Community Question: To Placebo or Not To Placebo With Your Wily Kids?
Ah, I think you parents will enjoy this particular question. I certainly did, when it came in from Jennifer a few days ago.
But first, any excuse I have to post adorable pictures I’ve taken of my nephews, I will. Let us see him illustrate the sneakiness of children by his disarming sideways glance:
He's thinking of a way to trick us. Believe it.
Here is the question for you guys:
Dear Crunchy Betty,
I need for you to come up with a way to deceive my kids. Yes, indeedy. So many nights during bedtime I get the “Mommy, my hand is aching” or “Mommy, my toe feels weird. I need medicine.”
And so I need you to come up with a tonic that I can give them so they’ll be happy and go to sleep thinking they’ve taken some real medicine. I’m thinking honey, obviously, because it has to be more alluring than that grape-flavored kid’s Tylenol which, even to me, smells like children’s crack. And something else, so it looks like I made a real tonic for them. Perhaps some lavender?
I’ve got an elderberry-based cold tonic that they take but don’t LOVE so that’s out which is too bad since it gives the stuff a cool purple/red color.
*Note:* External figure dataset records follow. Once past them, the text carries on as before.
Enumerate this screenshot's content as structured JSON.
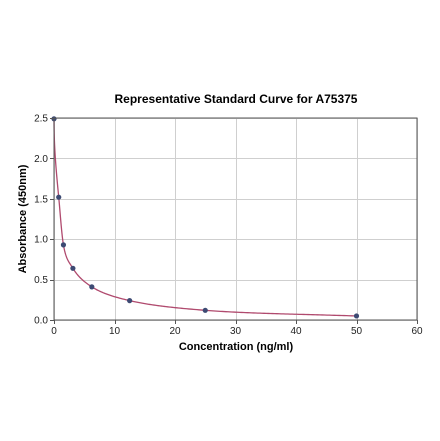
{
  "chart_data": {
    "type": "scatter",
    "title": "Representative Standard Curve for A75375",
    "xlabel": "Concentration (ng/ml)",
    "ylabel": "Absorbance (450nm)",
    "xlim": [
      0,
      60
    ],
    "ylim": [
      0,
      2.5
    ],
    "x_ticks": [
      0,
      10,
      20,
      30,
      40,
      50,
      60
    ],
    "y_ticks": [
      0.0,
      0.5,
      1.0,
      1.5,
      2.0,
      2.5
    ],
    "x_tick_labels": [
      "0",
      "10",
      "20",
      "30",
      "40",
      "50",
      "60"
    ],
    "y_tick_labels": [
      "0.0",
      "0.5",
      "1.0",
      "1.5",
      "2.0",
      "2.5"
    ],
    "grid": true,
    "series": [
      {
        "x": [
          0,
          0.78,
          1.56,
          3.125,
          6.25,
          12.5,
          25,
          50
        ],
        "y": [
          2.49,
          1.52,
          0.93,
          0.64,
          0.41,
          0.24,
          0.12,
          0.05
        ],
        "marker_color": "#3d4a73"
      }
    ],
    "fit_curve_color": "#b04a6e"
  }
}
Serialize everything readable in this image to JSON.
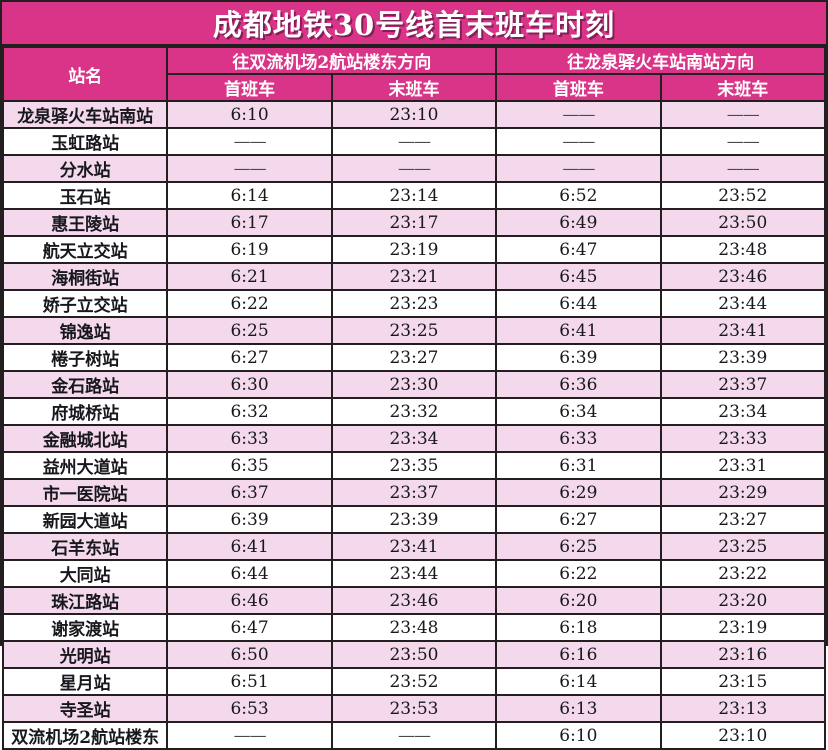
{
  "title": "成都地铁30号线首末班车时刻",
  "colors": {
    "header_magenta": "#d93487",
    "row_pink": "#f3d9eb",
    "row_white": "#ffffff",
    "border_dark": "#231f20",
    "header_text": "#ffffff",
    "body_text": "#17171d"
  },
  "table": {
    "station_header": "站名",
    "dash": "——",
    "directions": [
      {
        "label": "往双流机场2航站楼东方向",
        "first_label": "首班车",
        "last_label": "末班车"
      },
      {
        "label": "往龙泉驿火车站南站方向",
        "first_label": "首班车",
        "last_label": "末班车"
      }
    ],
    "rows": [
      {
        "station": "龙泉驿火车站南站",
        "d1_first": "6:10",
        "d1_last": "23:10",
        "d2_first": "——",
        "d2_last": "——"
      },
      {
        "station": "玉虹路站",
        "d1_first": "——",
        "d1_last": "——",
        "d2_first": "——",
        "d2_last": "——"
      },
      {
        "station": "分水站",
        "d1_first": "——",
        "d1_last": "——",
        "d2_first": "——",
        "d2_last": "——"
      },
      {
        "station": "玉石站",
        "d1_first": "6:14",
        "d1_last": "23:14",
        "d2_first": "6:52",
        "d2_last": "23:52"
      },
      {
        "station": "惠王陵站",
        "d1_first": "6:17",
        "d1_last": "23:17",
        "d2_first": "6:49",
        "d2_last": "23:50"
      },
      {
        "station": "航天立交站",
        "d1_first": "6:19",
        "d1_last": "23:19",
        "d2_first": "6:47",
        "d2_last": "23:48"
      },
      {
        "station": "海桐街站",
        "d1_first": "6:21",
        "d1_last": "23:21",
        "d2_first": "6:45",
        "d2_last": "23:46"
      },
      {
        "station": "娇子立交站",
        "d1_first": "6:22",
        "d1_last": "23:23",
        "d2_first": "6:44",
        "d2_last": "23:44"
      },
      {
        "station": "锦逸站",
        "d1_first": "6:25",
        "d1_last": "23:25",
        "d2_first": "6:41",
        "d2_last": "23:41"
      },
      {
        "station": "棬子树站",
        "d1_first": "6:27",
        "d1_last": "23:27",
        "d2_first": "6:39",
        "d2_last": "23:39"
      },
      {
        "station": "金石路站",
        "d1_first": "6:30",
        "d1_last": "23:30",
        "d2_first": "6:36",
        "d2_last": "23:37"
      },
      {
        "station": "府城桥站",
        "d1_first": "6:32",
        "d1_last": "23:32",
        "d2_first": "6:34",
        "d2_last": "23:34"
      },
      {
        "station": "金融城北站",
        "d1_first": "6:33",
        "d1_last": "23:34",
        "d2_first": "6:33",
        "d2_last": "23:33"
      },
      {
        "station": "益州大道站",
        "d1_first": "6:35",
        "d1_last": "23:35",
        "d2_first": "6:31",
        "d2_last": "23:31"
      },
      {
        "station": "市一医院站",
        "d1_first": "6:37",
        "d1_last": "23:37",
        "d2_first": "6:29",
        "d2_last": "23:29"
      },
      {
        "station": "新园大道站",
        "d1_first": "6:39",
        "d1_last": "23:39",
        "d2_first": "6:27",
        "d2_last": "23:27"
      },
      {
        "station": "石羊东站",
        "d1_first": "6:41",
        "d1_last": "23:41",
        "d2_first": "6:25",
        "d2_last": "23:25"
      },
      {
        "station": "大同站",
        "d1_first": "6:44",
        "d1_last": "23:44",
        "d2_first": "6:22",
        "d2_last": "23:22"
      },
      {
        "station": "珠江路站",
        "d1_first": "6:46",
        "d1_last": "23:46",
        "d2_first": "6:20",
        "d2_last": "23:20"
      },
      {
        "station": "谢家渡站",
        "d1_first": "6:47",
        "d1_last": "23:48",
        "d2_first": "6:18",
        "d2_last": "23:19"
      },
      {
        "station": "光明站",
        "d1_first": "6:50",
        "d1_last": "23:50",
        "d2_first": "6:16",
        "d2_last": "23:16"
      },
      {
        "station": "星月站",
        "d1_first": "6:51",
        "d1_last": "23:52",
        "d2_first": "6:14",
        "d2_last": "23:15"
      },
      {
        "station": "寺圣站",
        "d1_first": "6:53",
        "d1_last": "23:53",
        "d2_first": "6:13",
        "d2_last": "23:13"
      },
      {
        "station": "双流机场2航站楼东",
        "d1_first": "——",
        "d1_last": "——",
        "d2_first": "6:10",
        "d2_last": "23:10"
      }
    ]
  }
}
My kids are four and six, so they can have pretty much any EO; obviously I’d like it to be something that I don’t have to worry about overdosing them with when they’ve got “pains” three nights in a row.
I feel you, Crunchy Betty, are up to this challenge.
Sleepless in the Southwest,
Giving Your Kids Placebos for “It Feels Kinda Weird”
Little did Jennifer know (at least until I emailed her and told her this was happening), I actually didn’t feel up to the challenge – personally. Little did she know, the legion of Crunchy Betties WERE.
I used to give placebos (sugar water) to my sister – the mother of that adorable child up there – when she was little. It was our one special thing, because I was 7-1/2 years older than her, and it was the only way I could get her to go to bed and leave me alone to do angsty, un-good-big-sister-like teenager stuff. (We have since overcome our vast age difference, and now she’s one of my favorite people in the world, even when I don’t give her sugar water.)
So my thought process for Jennifer went like this, “Homemade Magic Fix-It Gummy Bears! HOMEMADE GUMMY BEARS! WITH JUICE!”
I rushed to the kitchen to gather ingredients to make homemade gummy candy, which I NEEDED because my toe felt weird. Then I realized I didn’t have any ingredients, which forced me to think a little bit longer about her question.
So let’s look at it just a little more deeply (without going too overboard):
- The placebo effect is a real thing, especially in cases where everything is pretend anyway.
- Kids’ imaginations (and the deep desire to avoid bedtime) are REAL things.
- Parents who pay attention know the difference between real sickness and “my toe feels weird.”
With those three points in mind, do you think there’s any harm in placating your kids with special placebos to make them feel better?
Have any of you treated these oh-my-goodness-you-poor-baby-now-get-your-butt-in-bed illnesses with placebos? Or have you found a craftier – or more direct – way to deal with these little issues?
And most importantly, do you have any crunchy ideas for a (healthier-than-sugar-water) placebo-like fix for Jennifer and all you other crunchy parents out there dealing with kids with weird feeling toes?
How would YOU help Jennifer with her dilemma?